When We Were On Fire was the second book I purchased from Google Play, after testing the e-reader waters to see if it would be a good fit for this old-school bibliophile. I’m always interested to hear and read about other people’s’ experiences with American Evangelical Christianity (TM), and how it impacted their faith, for better or worse. And this title seemed intriguing, to say the very least.

Here, author Addie Zierman goes through her experiences growing up as an Evangelical teenager, an on-fire adolescent spearheading and getting involved with various student and youth endeavors in the name of Jesus evangelism, and traces her journey through college, when everything faith-related seem to fall apart, through to her finally rebuilding from the resulting debris, reforming her faith as an adult.

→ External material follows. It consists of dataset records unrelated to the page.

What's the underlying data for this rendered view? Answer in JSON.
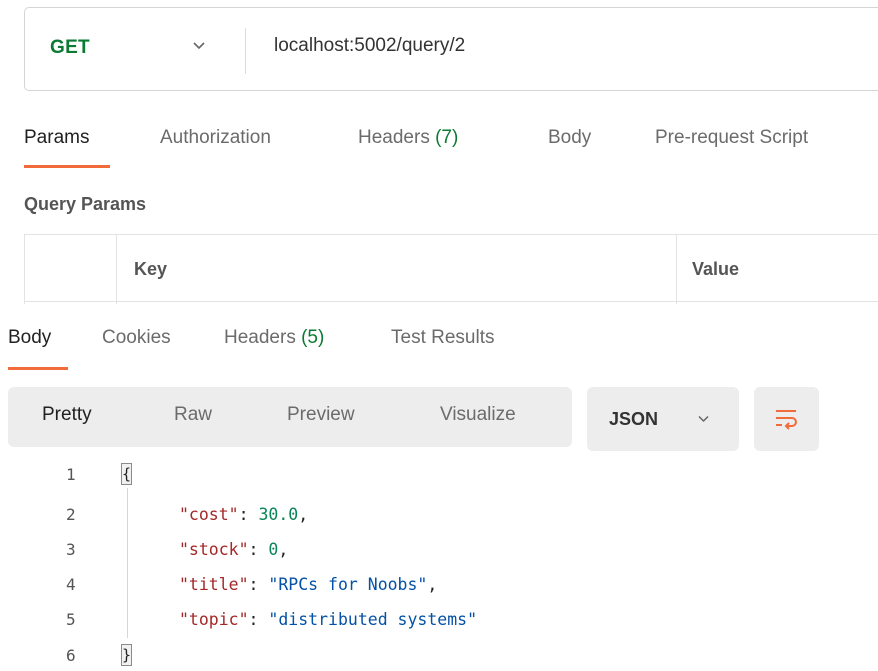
{
  "request": {
    "method": "GET",
    "url": "localhost:5002/query/2"
  },
  "request_tabs": [
    {
      "label": "Params",
      "active": true
    },
    {
      "label": "Authorization"
    },
    {
      "label": "Headers",
      "count": "(7)"
    },
    {
      "label": "Body"
    },
    {
      "label": "Pre-request Script"
    }
  ],
  "query_params": {
    "title": "Query Params",
    "columns": [
      "Key",
      "Value"
    ]
  },
  "response_tabs": [
    {
      "label": "Body",
      "active": true
    },
    {
      "label": "Cookies"
    },
    {
      "label": "Headers",
      "count": "(5)"
    },
    {
      "label": "Test Results"
    }
  ],
  "view_modes": [
    "Pretty",
    "Raw",
    "Preview",
    "Visualize"
  ],
  "active_view_mode": "Pretty",
  "format": "JSON",
  "response_body": {
    "line_numbers": [
      "1",
      "2",
      "3",
      "4",
      "5",
      "6"
    ],
    "open_brace": "{",
    "close_brace": "}",
    "lines": [
      {
        "key": "\"cost\"",
        "value": "30.0",
        "type": "number",
        "comma": ","
      },
      {
        "key": "\"stock\"",
        "value": "0",
        "type": "number",
        "comma": ","
      },
      {
        "key": "\"title\"",
        "value": "\"RPCs for Noobs\"",
        "type": "string",
        "comma": ","
      },
      {
        "key": "\"topic\"",
        "value": "\"distributed systems\"",
        "type": "string",
        "comma": ""
      }
    ]
  },
  "colors": {
    "accent": "#f26b3a",
    "method_green": "#0b7a32",
    "json_key": "#a32828",
    "json_string": "#0451a5",
    "json_number": "#098658"
  }
}
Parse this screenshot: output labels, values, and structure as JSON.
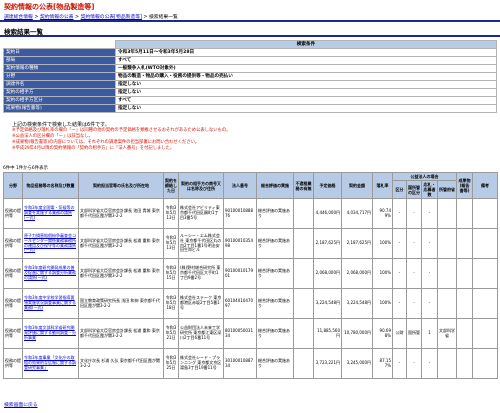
{
  "header": {
    "title": "契約情報の公表[物品製造等]",
    "breadcrumbs": [
      "調達総合情報",
      "契約情報の公表",
      "契約情報の公表[物品製造等]"
    ],
    "separator": ">",
    "current_page": "検索結果一覧"
  },
  "heading": "検索結果一覧",
  "conditions": {
    "section_title": "検索条件",
    "rows": [
      {
        "label": "契約日",
        "value": "令和3年5月11日〜令和3年5月28日"
      },
      {
        "label": "部局",
        "value": "すべて"
      },
      {
        "label": "契約情報の種類",
        "value": "一般競争入札(WTO対象外)"
      },
      {
        "label": "分野",
        "value": "物品の製造・物品の購入・役務の提供等・物品の売払い"
      },
      {
        "label": "調達件名",
        "value": "指定しない"
      },
      {
        "label": "契約の相手方",
        "value": "指定しない"
      },
      {
        "label": "契約の相手方区分",
        "value": "すべて"
      },
      {
        "label": "成果物(報告書等)",
        "value": "指定しない"
      }
    ]
  },
  "notes": {
    "summary": "上記の検索条件で検索した結果は6件です。",
    "lines": [
      "※予定価格及び落札率の欄の「ー」は同種の他の契約の予定価格を類推させるおそれがあるため公表しないもの。",
      "※公益法人の区分欄の「ー」は該当なし。",
      "※成果物(報告書等)の内容については、それぞれの調達案件の担当部署にお問い合わせください。",
      "※平成29年4月以降の契約情報の「契約の相手方」に「法人番号」を付記しました。"
    ]
  },
  "count_text": "6件中 1件から6件表示",
  "results": {
    "columns": [
      "分野",
      "物品役務等の名称及び数量",
      "契約担当官等の氏名及び所在地",
      "契約を締結した日",
      "契約の相手方の商号又は名称及び住所",
      "法人番号",
      "総合評価の実施",
      "不適格業務の有無",
      "予定価格",
      "契約金額",
      "落札率",
      "区分",
      "国所管の区分",
      "応札・応募者数",
      "所管府省",
      "成果物(報告書等)",
      "備考"
    ],
    "group_header": "公益法人の場合",
    "rows": [
      {
        "field": "役務の提供等",
        "item": "令和3年度全国電・気候等の調査を実施する業務の請負(一式)",
        "officer": "文部科学省大臣官房会計課長 池田 貴城 東京都千代田区霞が関3-2-2",
        "date": "令和3年5月13日",
        "partner": "株式会社アビリティ東京都千代田区麹町1丁目3番5号",
        "corp_no": "9010001088876",
        "eval": "総合評価の実施あり",
        "unfit": "",
        "planned": "4,446,000円",
        "amount": "4,034,717円",
        "rate": "90.749%",
        "kubun": "-",
        "kokushokan": "-",
        "bidders": "-",
        "ministry": "",
        "output": "",
        "remarks": ""
      },
      {
        "field": "役務の提供等",
        "item": "原子力損害賠償紛争審査会コールセンター関係業務事務所の運用及び保守等の業務請負(一式)",
        "officer": "文部科学省大臣官房会計課長 松浦 重和 東京都千代田区霞が関3-2-2",
        "date": "令和3年5月13日",
        "partner": "ルーシー・エム株式会社 東京都千代田区丸の内2丁目1番1号明治安田生命ビル",
        "corp_no": "9010001035498",
        "eval": "総合評価の実施あり",
        "unfit": "",
        "planned": "2,187,625円",
        "amount": "2,187,625円",
        "rate": "100%",
        "kubun": "-",
        "kokushokan": "-",
        "bidders": "-",
        "ministry": "",
        "output": "",
        "remarks": ""
      },
      {
        "field": "役務の提供等",
        "item": "令和3年度研究開発成果の普及促進に関する調査分析業務の請負(一式)",
        "officer": "文部科学省大臣官房会計課長 松浦 重和 東京都千代田区霞が関3-2-2",
        "date": "令和3年5月15日",
        "partner": "(株)野村総合研究所 東京都千代田区大手町1丁目9番2号",
        "corp_no": "9010001017901",
        "eval": "総合評価の実施あり",
        "unfit": "",
        "planned": "2,068,000円",
        "amount": "2,068,000円",
        "rate": "100%",
        "kubun": "-",
        "kokushokan": "-",
        "bidders": "-",
        "ministry": "",
        "output": "",
        "remarks": ""
      },
      {
        "field": "役務の提供等",
        "item": "令和3年度中学校学習指導要領実施状況調査事業に関する業務(一式)",
        "officer": "国立教育政策研究所長 浅田 和伸 東京都千代田区霞が関3-2-2",
        "date": "令和3年5月18日",
        "partner": "株式会社ステーク 東京都港区赤坂2丁目5番1号",
        "corp_no": "6010401047097",
        "eval": "総合評価の実施あり",
        "unfit": "",
        "planned": "3,224,548円",
        "amount": "3,224,548円",
        "rate": "100%",
        "kubun": "-",
        "kokushokan": "-",
        "bidders": "-",
        "ministry": "",
        "output": "",
        "remarks": ""
      },
      {
        "field": "役務の提供等",
        "item": "令和3年度文部科学省研究開発評価に関する動向調査・分析事業",
        "officer": "文部科学省大臣官房会計課長 松浦 重和 東京都千代田区霞が関3-2-2",
        "date": "令和3年5月21日",
        "partner": "公益財団法人未来工学研究所 東京都江東区深川2丁目6番11号",
        "corp_no": "8010005003134",
        "eval": "総合評価の実施あり",
        "unfit": "",
        "planned": "11,885,560円",
        "amount": "10,780,000円",
        "rate": "90.698%",
        "kubun": "公財",
        "kokushokan": "国所管",
        "bidders": "1",
        "ministry": "文部科学省",
        "output": "",
        "remarks": ""
      },
      {
        "field": "役務の提供等",
        "item": "令和3年度事業「文化庁の取組の効果的な広報に関する調査研究事業」",
        "officer": "文化庁次長 杉浦 久弘 東京都千代田区霞が関3-2-2",
        "date": "令和3年5月25日",
        "partner": "株式会社シード・プランニング 東京都文京区湯島3丁目19番11号",
        "corp_no": "3010001088734",
        "eval": "総合評価の実施あり",
        "unfit": "",
        "planned": "3,723,221円",
        "amount": "3,245,000円",
        "rate": "87.157%",
        "kubun": "-",
        "kokushokan": "-",
        "bidders": "-",
        "ministry": "",
        "output": "",
        "remarks": ""
      }
    ]
  },
  "back_link": "検索画面に戻る"
}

I absolutely adore When We Were On Fire. It has an inviting laid back conversational style, but is also unflinchingly honest with the narrative. Meaning, this isn’t an easy book to read, yet at the same time you won’t be able to put it down. For some, reading When We Were On Fire will be a look into a side of American Christianity they’ve never experienced; for many others–like myself–reading this memoir will trigger many flashbacks to our own experiences of a time that we remember as “The 90s”. Specifically, two things really stuck out at me while reading this: One was her recounting her first boyfriend in high school, which turned out to be rather toxic in that he would use God as a means of manipulation (I cringe, because I recognized my old self in the boyfriend, really), and her experiences with Youth With A Mission, aka YWAM, one of the many evangelical youth outreaches that have had their fair share of controversy come out of the woodwork. I remember specifically, I once went to a YWAM-affiliated event called Aquire The Fire, where I very narrowly avoided getting signed up with YWAM. Reading this (plus the stories of other former YWAM workers), it’s rather evident what kind of a bullet I managed to dodge, there.

Overall, reading When We Were On Fire, you not only grow to appreciate Mz. Zierman’s honesty with her journey, but also how she managed to maintain her sense of humor with all of this. I highly recommend this book, not only for those who’ve been through these things, but also for those who haven’t, to gain a perspective that can be lost with all of the hype. Grab a cup of coffee and enjoy.